Likewise, she decided to come up with a country/gospel band called The Gretchen Phillips Ministries.

After living in Paris, France for six months in 2004, she worked on her next solo album and then reissued the first Two Nice Girls albums on CD.

After a few more bands including a Joy Division cover band, she came up with an album full of original disco anthems for middle-aged queers.

Gretchen Phillips & her legacy

Currently, Phillips’ three decades-worth collection of video recordings of her shows, reviews, and news articles, and fan mail are now part of the Cornell University Library’s Human Sexuality Collection

Brenda Marston, curator of the Human Sexuality Collection in the library’s Division of Rare and Manuscript Collections, said: “Imagine a time long before Ellen DeGeneres came out, when hearing a woman sing a love song using the pronouns ‘she’and ‘her’ was a big deal.”

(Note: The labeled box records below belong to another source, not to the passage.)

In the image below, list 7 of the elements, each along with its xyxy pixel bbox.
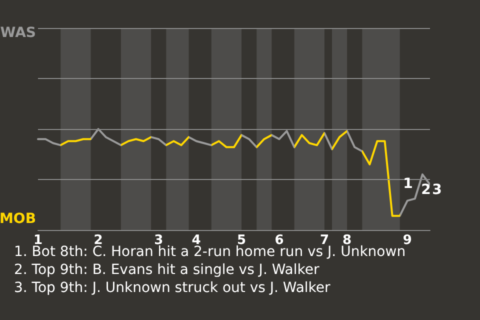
- annotation: 2: [421, 182, 431, 198]
- text: MOB: [0, 211, 36, 227]
- text: 3. Top 9th: J. Unknown struck out vs J. Walker: [14, 280, 331, 296]
- text: 2. Top 9th: B. Evans hit a single vs J. Walker: [14, 262, 320, 278]
- annotation: 1: [403, 176, 413, 192]
- text: 3: [432, 182, 442, 198]
- text: WAS: [0, 25, 36, 41]
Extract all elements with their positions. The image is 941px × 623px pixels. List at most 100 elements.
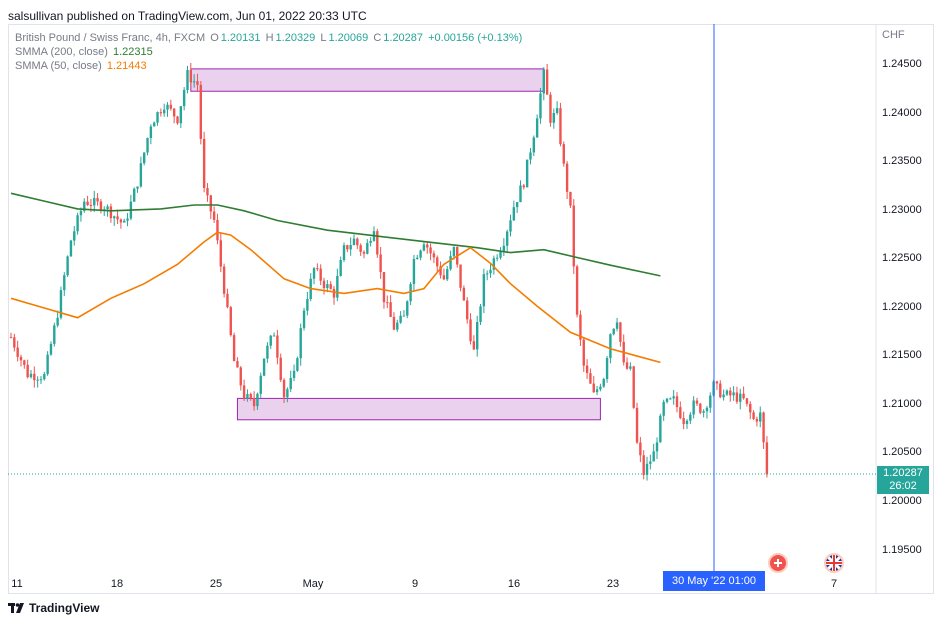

“While many women were looking for subtle clues that lesbians existed, Gretchen and her bandmates were outrageous and emphatic, not coy, about lesbian love. Their lyrics opened doors for people, and their audiences discovered community at their performances,” Marston said.

Phillips’ collection ranges from her 19881 arrival in Austin’s punk scene to appearances at the lesbian haunted house of Killjoy’s Kastle in Toronto in 2013 and LA in 2015.

It also includes digitized recordings (more than 63 hours) of her performance from 1980s to 2016.

Speaking of her band, Two Nice Girls, Phillips said: “We were kind of critical darlings. It’s interesting to see what the women journalists had to say, but also what the guys had to say.”

While Texas Monthly once called her a “fringe legend” in 1999, we’re betting that Phillips’ place history is now assured.